Георгий Иванов бросил в литературную почву и зерна новых стилей, которые сегодня проросли (что не помешало «ноу-хау» на них присвоить нашим шустрым современникам).
Так, центон (теперь это называется концептуализм, а проще говоря – реминисцентная поэзия), то есть введение в оригинальные поэтические тексты точных или произвольных цитат из известных поэтов, – который используют, правда, больше с ерническим, чтобы не сказать паразитарным, уклоном нынешние «модные» поэты, – впервые блестяще и оправданно применил Георгий Иванов:
Туман. Тамань… Пустыня внемлет Богу.
Как далеко до завтрашнего дня!..
И Лермонтов один выходит на дорогу,
Серебряными шпорами звеня.
Он вплетал в новые темы, которые предложил XX век, классические литературные «пароли» – строки, образы, ставшие летучими и соединившие времена.
Справедливости ради следует сказать, что зачинателем этого приема был П. А. Вяземский, но у Георгия Иванова он стал как бы насущной необходимостью, создавая контекст – в условиях его оторванности от родной стихии, когда инстинкт поэта не позволял ему выпасть из контекста отечественной культуры, иначе – творческая смерть. Поэзия – это национальный духовно-психологический код. Лучшие свои стихи Георгий Иванов писал во Франции, но писал для русских (хоть и назывались они «советским народом», где частое употребление слова «русский» приравнивалось к великодержавному шовинизму).
Ни границ не знаю, ни морей, ни рек.
Знаю – там остался русский человек.
Русский он по сердцу, русский по уму,
Если я с ним встречусь, я его пойму.
Сразу, с полуслова… И тогда начну
Различать в тумане и его страну.
Жанр мемуарной прозы оформился в его очерках «Петербургские зимы», «Китайские тени», в литературных портретах. Они избегли участи прикладной (к известным именам) воспоминательной литературы, получив самостоятельное художественное существование. Георгий Иванов создал объемную психологическую картину «серебряного века», включив в свои воспоминания и слухи, и бытовавшие легенды о том или ином персонаже – такими их хотели видеть и видели современники.

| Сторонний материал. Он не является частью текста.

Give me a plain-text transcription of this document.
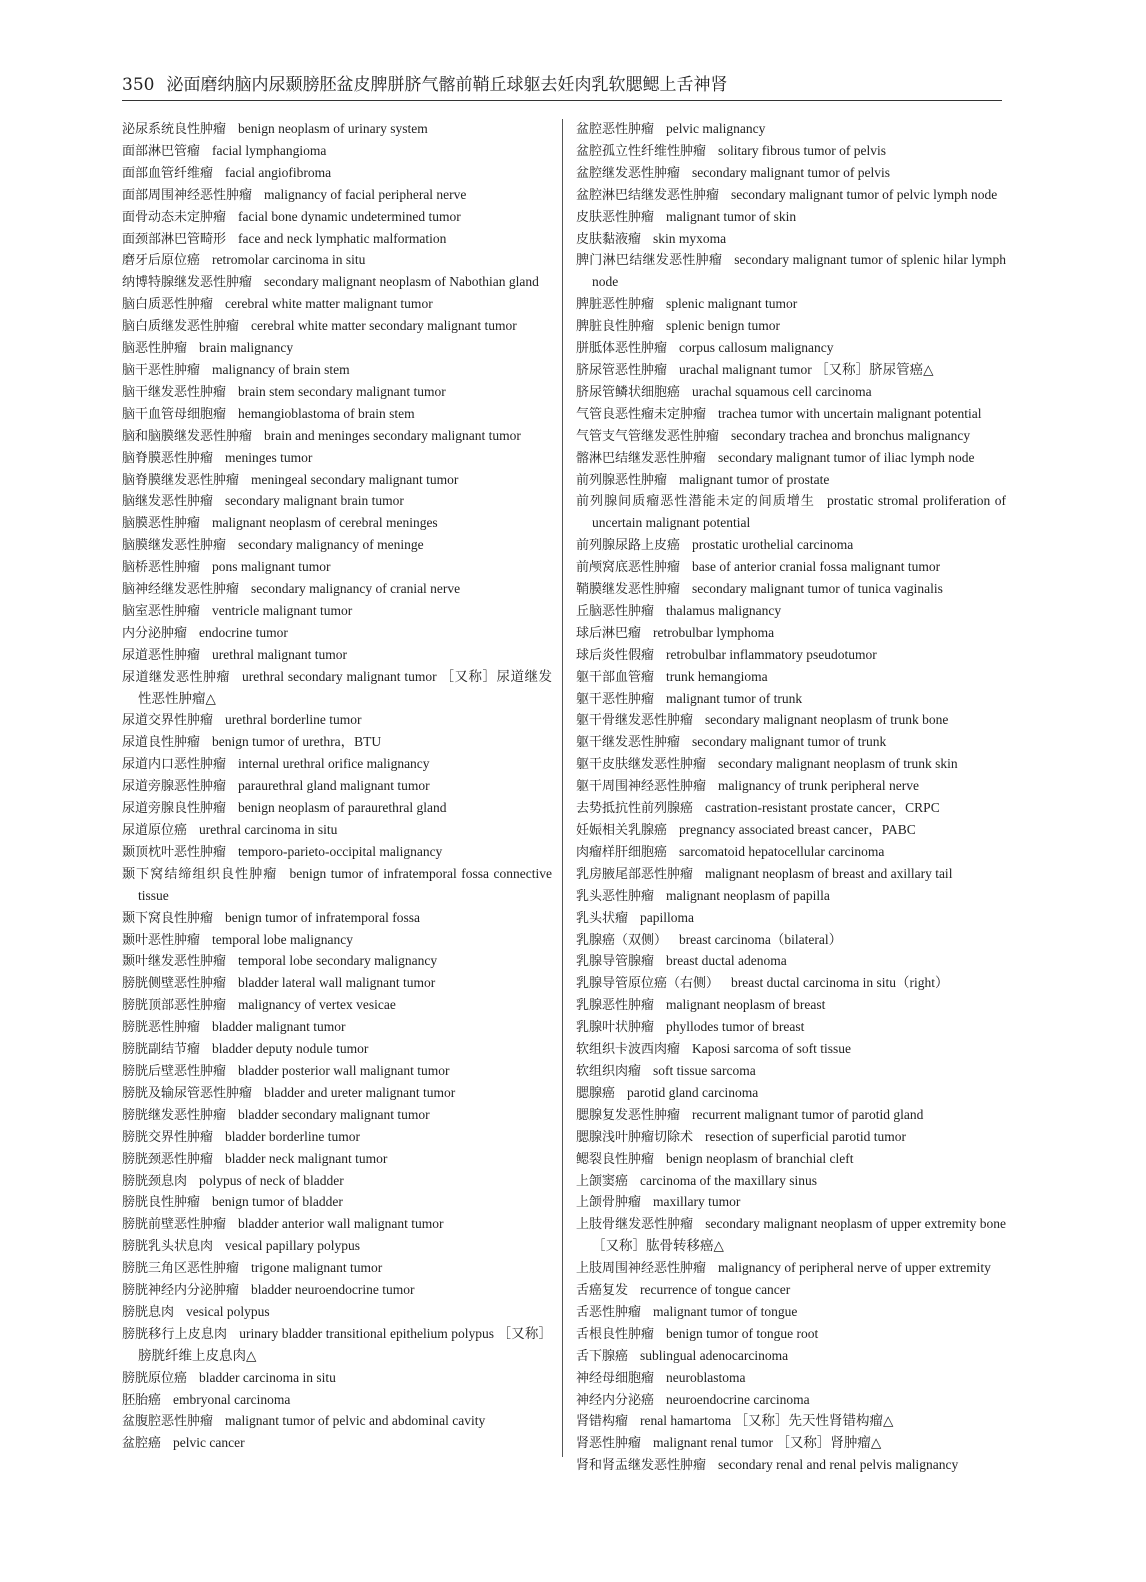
350 泌面磨纳脑内尿颞膀胚盆皮脾胼脐气髂前鞘丘球躯去妊肉乳软腮鳃上舌神肾
泌尿系统良性肿瘤 benign neoplasm of urinary system
面部淋巴管瘤 facial lymphangioma
面部血管纤维瘤 facial angiofibroma
面部周围神经恶性肿瘤 malignancy of facial peripheral nerve
面骨动态未定肿瘤 facial bone dynamic undetermined tumor
面颈部淋巴管畸形 face and neck lymphatic malformation
磨牙后原位癌 retromolar carcinoma in situ
纳博特腺继发恶性肿瘤 secondary malignant neoplasm of Nabothian gland
脑白质恶性肿瘤 cerebral white matter malignant tumor
脑白质继发恶性肿瘤 cerebral white matter secondary malignant tumor
脑恶性肿瘤 brain malignancy
脑干恶性肿瘤 malignancy of brain stem
脑干继发恶性肿瘤 brain stem secondary malignant tumor
脑干血管母细胞瘤 hemangioblastoma of brain stem
脑和脑膜继发恶性肿瘤 brain and meninges secondary malignant tumor
脑脊膜恶性肿瘤 meninges tumor
脑脊膜继发恶性肿瘤 meningeal secondary malignant tumor
脑继发恶性肿瘤 secondary malignant brain tumor
脑膜恶性肿瘤 malignant neoplasm of cerebral meninges
脑膜继发恶性肿瘤 secondary malignancy of meninge
脑桥恶性肿瘤 pons malignant tumor
脑神经继发恶性肿瘤 secondary malignancy of cranial nerve
脑室恶性肿瘤 ventricle malignant tumor
内分泌肿瘤 endocrine tumor
尿道恶性肿瘤 urethral malignant tumor
尿道继发恶性肿瘤 urethral secondary malignant tumor ［又称］尿道继发性恶性肿瘤△
尿道交界性肿瘤 urethral borderline tumor
尿道良性肿瘤 benign tumor of urethra，BTU
尿道内口恶性肿瘤 internal urethral orifice malignancy
尿道旁腺恶性肿瘤 paraurethral gland malignant tumor
尿道旁腺良性肿瘤 benign neoplasm of paraurethral gland
尿道原位癌 urethral carcinoma in situ
颞顶枕叶恶性肿瘤 temporo-parieto-occipital malignancy
颞下窝结缔组织良性肿瘤 benign tumor of infratemporal fossa connective tissue
颞下窝良性肿瘤 benign tumor of infratemporal fossa
颞叶恶性肿瘤 temporal lobe malignancy
颞叶继发恶性肿瘤 temporal lobe secondary malignancy
膀胱侧壁恶性肿瘤 bladder lateral wall malignant tumor
膀胱顶部恶性肿瘤 malignancy of vertex vesicae
膀胱恶性肿瘤 bladder malignant tumor
膀胱副结节瘤 bladder deputy nodule tumor
膀胱后壁恶性肿瘤 bladder posterior wall malignant tumor
膀胱及输尿管恶性肿瘤 bladder and ureter malignant tumor
膀胱继发恶性肿瘤 bladder secondary malignant tumor
膀胱交界性肿瘤 bladder borderline tumor
膀胱颈恶性肿瘤 bladder neck malignant tumor
膀胱颈息肉 polypus of neck of bladder
膀胱良性肿瘤 benign tumor of bladder
膀胱前壁恶性肿瘤 bladder anterior wall malignant tumor
膀胱乳头状息肉 vesical papillary polypus
膀胱三角区恶性肿瘤 trigone malignant tumor
膀胱神经内分泌肿瘤 bladder neuroendocrine tumor
膀胱息肉 vesical polypus
膀胱移行上皮息肉 urinary bladder transitional epithelium polypus ［又称］膀胱纤维上皮息肉△
膀胱原位癌 bladder carcinoma in situ
胚胎癌 embryonal carcinoma
盆腹腔恶性肿瘤 malignant tumor of pelvic and abdominal cavity
盆腔癌 pelvic cancer
盆腔恶性肿瘤 pelvic malignancy
盆腔孤立性纤维性肿瘤 solitary fibrous tumor of pelvis
盆腔继发恶性肿瘤 secondary malignant tumor of pelvis
盆腔淋巴结继发恶性肿瘤 secondary malignant tumor of pelvic lymph node
皮肤恶性肿瘤 malignant tumor of skin
皮肤黏液瘤 skin myxoma
脾门淋巴结继发恶性肿瘤 secondary malignant tumor of splenic hilar lymph node
脾脏恶性肿瘤 splenic malignant tumor
脾脏良性肿瘤 splenic benign tumor
胼胝体恶性肿瘤 corpus callosum malignancy
脐尿管恶性肿瘤 urachal malignant tumor ［又称］脐尿管癌△
脐尿管鳞状细胞癌 urachal squamous cell carcinoma
气管良恶性瘤未定肿瘤 trachea tumor with uncertain malignant potential
气管支气管继发恶性肿瘤 secondary trachea and bronchus malignancy
髂淋巴结继发恶性肿瘤 secondary malignant tumor of iliac lymph node
前列腺恶性肿瘤 malignant tumor of prostate
前列腺间质瘤恶性潜能未定的间质增生 prostatic stromal proliferation of uncertain malignant potential
前列腺尿路上皮癌 prostatic urothelial carcinoma
前颅窝底恶性肿瘤 base of anterior cranial fossa malignant tumor
鞘膜继发恶性肿瘤 secondary malignant tumor of tunica vaginalis
丘脑恶性肿瘤 thalamus malignancy
球后淋巴瘤 retrobulbar lymphoma
球后炎性假瘤 retrobulbar inflammatory pseudotumor
躯干部血管瘤 trunk hemangioma
躯干恶性肿瘤 malignant tumor of trunk
躯干骨继发恶性肿瘤 secondary malignant neoplasm of trunk bone
躯干继发恶性肿瘤 secondary malignant tumor of trunk
躯干皮肤继发恶性肿瘤 secondary malignant neoplasm of trunk skin
躯干周围神经恶性肿瘤 malignancy of trunk peripheral nerve
去势抵抗性前列腺癌 castration-resistant prostate cancer，CRPC
妊娠相关乳腺癌 pregnancy associated breast cancer，PABC
肉瘤样肝细胞癌 sarcomatoid hepatocellular carcinoma
乳房腋尾部恶性肿瘤 malignant neoplasm of breast and axillary tail
乳头恶性肿瘤 malignant neoplasm of papilla
乳头状瘤 papilloma
乳腺癌（双侧） breast carcinoma（bilateral）
乳腺导管腺瘤 breast ductal adenoma
乳腺导管原位癌（右侧） breast ductal carcinoma in situ（right）
乳腺恶性肿瘤 malignant neoplasm of breast
乳腺叶状肿瘤 phyllodes tumor of breast
软组织卡波西肉瘤 Kaposi sarcoma of soft tissue
软组织肉瘤 soft tissue sarcoma
腮腺癌 parotid gland carcinoma
腮腺复发恶性肿瘤 recurrent malignant tumor of parotid gland
腮腺浅叶肿瘤切除术 resection of superficial parotid tumor
鳃裂良性肿瘤 benign neoplasm of branchial cleft
上颌窦癌 carcinoma of the maxillary sinus
上颌骨肿瘤 maxillary tumor
上肢骨继发恶性肿瘤 secondary malignant neoplasm of upper extremity bone ［又称］肱骨转移癌△
上肢周围神经恶性肿瘤 malignancy of peripheral nerve of upper extremity
舌癌复发 recurrence of tongue cancer
舌恶性肿瘤 malignant tumor of tongue
舌根良性肿瘤 benign tumor of tongue root
舌下腺癌 sublingual adenocarcinoma
神经母细胞瘤 neuroblastoma
神经内分泌癌 neuroendocrine carcinoma
肾错构瘤 renal hamartoma ［又称］先天性肾错构瘤△
肾恶性肿瘤 malignant renal tumor ［又称］肾肿瘤△
肾和肾盂继发恶性肿瘤 secondary renal and renal pelvis malignancy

Он мифологизировал своих героев, вписав их в вечность, как вписаны в неё, скажем, мифы и легенды Древней Греции, и для нас это уже культурная реальность.
Надо сказать, многие обижались на мемуариста за художественное «самоуправство». Так, Анна Ахматова до конца жизни гневалась на Георгия Иванова. Известно, как бережно она относилась к собственному образу, а тут: «Гумилёв стоял у кассы, платя за вход… За его плечом стояла худая, очень высокая смуглая дама, в ярко-голубом не к лицу платье – Анна Ахматова, его жена». И хотя в ивановской мемуарной прозе ей отведено очень много места, и всё – только в превосходных степенях, но, может быть, именно еретического «ярко-голубого не к лицу платья» простить Иванову она не могла. К слову, Анна Ахматова после выхода её «Поэмы без героя» и сама подверглась упрекам своих современников в том, что сводит счеты с эпохой и людьми десятых годов, которые уже не могут ей ответить.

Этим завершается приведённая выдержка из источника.